The issues of export controls and penalties may hang in the balance for the next six months because of a separate law that Congress passed nearly two years ago. It requires that any new plans to export computers with higher speeds be delayed for six months, giving Congress a chance to block such a move.

As U.S. technology creates ever-faster computers, the industry views the right to export them as vital to its profits and health. Even officials like Congressman Cox agree that exports of faster computers should be permitted to countries including China and Russia, despite concerns that they could be used to develop nuclear weapons and missiles. The industry is seeking a sixfold increase in the allowed speed for computer exports.

But reports suggest that President Clinton will not propose any further easing for Russia and China. The Los Angeles Times said last week that officials plan to ask only that controls be lifted for about 100 other countries that are not seen as military risks. The administration's fear seems to be that it will be blamed for trying to reduce restrictions on Russia and China if another security scandal emerges during the next six months.

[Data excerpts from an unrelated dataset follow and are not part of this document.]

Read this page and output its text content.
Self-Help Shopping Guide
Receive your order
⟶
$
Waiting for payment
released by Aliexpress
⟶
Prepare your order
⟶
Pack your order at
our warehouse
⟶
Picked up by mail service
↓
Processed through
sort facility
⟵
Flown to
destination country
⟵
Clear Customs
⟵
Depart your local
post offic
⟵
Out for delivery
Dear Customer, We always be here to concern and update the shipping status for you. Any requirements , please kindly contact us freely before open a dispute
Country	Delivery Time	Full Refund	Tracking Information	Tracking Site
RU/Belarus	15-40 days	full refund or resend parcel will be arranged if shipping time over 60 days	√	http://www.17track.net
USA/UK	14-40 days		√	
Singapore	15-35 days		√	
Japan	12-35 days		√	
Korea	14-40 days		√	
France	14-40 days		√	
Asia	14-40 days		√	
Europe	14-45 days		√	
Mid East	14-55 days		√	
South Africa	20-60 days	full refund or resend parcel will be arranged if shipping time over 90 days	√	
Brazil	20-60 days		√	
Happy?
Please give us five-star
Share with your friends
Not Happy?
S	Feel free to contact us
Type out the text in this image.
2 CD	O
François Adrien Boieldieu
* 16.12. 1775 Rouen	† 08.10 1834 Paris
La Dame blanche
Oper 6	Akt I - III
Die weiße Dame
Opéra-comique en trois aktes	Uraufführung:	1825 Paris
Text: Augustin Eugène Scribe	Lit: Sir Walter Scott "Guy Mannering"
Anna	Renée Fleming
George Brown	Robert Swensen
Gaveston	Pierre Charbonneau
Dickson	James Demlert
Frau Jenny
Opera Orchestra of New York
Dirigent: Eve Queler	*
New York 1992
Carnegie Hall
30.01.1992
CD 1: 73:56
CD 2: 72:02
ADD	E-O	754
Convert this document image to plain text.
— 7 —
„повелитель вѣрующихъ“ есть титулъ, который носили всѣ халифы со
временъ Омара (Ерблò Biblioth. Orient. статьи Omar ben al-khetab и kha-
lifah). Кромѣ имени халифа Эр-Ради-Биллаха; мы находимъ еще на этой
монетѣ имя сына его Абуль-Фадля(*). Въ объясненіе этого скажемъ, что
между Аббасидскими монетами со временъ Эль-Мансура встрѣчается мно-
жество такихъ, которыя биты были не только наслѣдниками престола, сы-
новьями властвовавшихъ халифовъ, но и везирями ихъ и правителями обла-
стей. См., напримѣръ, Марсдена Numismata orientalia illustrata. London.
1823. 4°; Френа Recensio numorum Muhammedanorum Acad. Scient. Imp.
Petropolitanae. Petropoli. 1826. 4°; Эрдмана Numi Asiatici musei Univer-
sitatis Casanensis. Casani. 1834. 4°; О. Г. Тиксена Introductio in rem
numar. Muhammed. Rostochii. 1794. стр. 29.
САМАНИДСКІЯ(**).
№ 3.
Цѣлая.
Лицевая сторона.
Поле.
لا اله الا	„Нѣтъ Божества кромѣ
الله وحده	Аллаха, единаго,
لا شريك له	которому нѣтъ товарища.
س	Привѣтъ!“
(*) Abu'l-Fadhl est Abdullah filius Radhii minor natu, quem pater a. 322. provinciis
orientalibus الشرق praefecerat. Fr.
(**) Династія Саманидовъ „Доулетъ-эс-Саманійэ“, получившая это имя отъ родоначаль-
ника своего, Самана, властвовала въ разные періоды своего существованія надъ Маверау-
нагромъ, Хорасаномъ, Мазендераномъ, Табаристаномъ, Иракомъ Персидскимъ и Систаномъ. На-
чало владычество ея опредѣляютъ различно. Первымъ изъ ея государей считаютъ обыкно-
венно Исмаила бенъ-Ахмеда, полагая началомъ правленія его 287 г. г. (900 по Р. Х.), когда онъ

Last week, U.S. computer executives tried to convince administration officials at a White House meeting to take bolder steps. The officials promised only that their export proposal would be ready by June 30, an industry source said.

But tensions with Russia over its role in Kosovo cannot possibly help the case of those who are seeking more liberal export controls. U.S. officials including Vice President Al Gore have been trying to defend the long-term relationship with Russia throughout the crisis. But the Kremlin's unpredictable behavior could make that stand a liability.

Any attempt to relax limits on sales of sensitive items will require trust, which may be in short supply for both Russia and China. The decision will be even more difficult if Russia is seen as obstructionist in Kosovo.

The perception that Russia has reneged on agreements will also undercut arguments for cooperation on exports and security, especially in a case where Congress can cancel a new export break if U.S. trade partners prove untrustworthy.